When the lights came back on, my throat was raw from the breathing tube, but otherwise I felt good. I had a splint wrapped with an ace bandage on my leg and a kind nurse watching over me. The surgeon came by to say everything went well - it was a complete rupture and four sutures were put in keeping it together again. He had cast the foot at a neutral 90 degree angle and everything looks good. I could take a shower in two days, just don’t soak the wound, and keep the dressing clean. My wife arrived and the nurse offered to give me some fresh 4×4 dressings which we declined - we have a stash at home.
Two days post surgery I was itching for a shower, and started to unwrap the bandage. As it unwrapped, it became obvious the bandage was embedded in the plaster, and either they had done a bad job or the splint was not meant to come off. I re-applied the bandage and decided to call the clinic in the morning - the shower could wait.
After leaving my message with the clinic in the morning I received a phone call in the afternoon asking if I had taken the bandage off yet. No, I said to which she replied good - you should leave it on. It’s sterile now, and it should stay that way. You can wrap the cast if you want to shower.
So here I am, just over two weeks post op with a smelly but completely pain free foot, waiting to remove the cast. I have hopped around on a funky-looking crutch called the OnlyOne crutch which allows me to use both arms, walk up and down stairs and have a fairly normal existence.
Every day I have delved deeper and deeper into studies and experiences from folks on this blog, and am coming to both a new understanding as well as a whole new host of worries. These worries come in a variety of flavors - regarding my tendon, my cast, my surgeon, my rehab - and my interim conclusion, which seems to jive with many on achillesblog, is that there really is no standard approach to this, and it is absolutely incumbent on the patient to put together all the pieces.
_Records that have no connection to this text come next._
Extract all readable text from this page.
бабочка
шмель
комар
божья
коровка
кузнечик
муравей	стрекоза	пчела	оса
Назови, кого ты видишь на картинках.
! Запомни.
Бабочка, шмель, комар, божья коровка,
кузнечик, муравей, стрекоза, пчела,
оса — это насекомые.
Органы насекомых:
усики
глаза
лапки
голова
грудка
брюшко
While I have none of the knowledge or technical skill of a surgeon to make the incision, stay away from nerves, protect the sheath, clean up the tendon endings, minimize trauma, I do have deep knowledge of my own body, what feels right to me and how I want to be involved in the recovery. In the next 6-9 months and beyond, it will be incumbent on me to manage whose direction and insight to listen to and when to insist that my insight should take precedence. It will never be obvious, but I hope I will be able to know when to listen and defer and when to speak up. All the information and insight on this site is a huge help for me in making sure I manage my treatment in the best way, and I am grateful to all the time people spend sharing what they have learned so we all can be better prepared and have better outcomes in the end.
The cast comes off on Tuesday - I will come armed with questions regarding the surgery, the rehab protocol, which boot I should use, etc. and with everyone’s help, I will be on my way through limping to running and playing with my daughter again.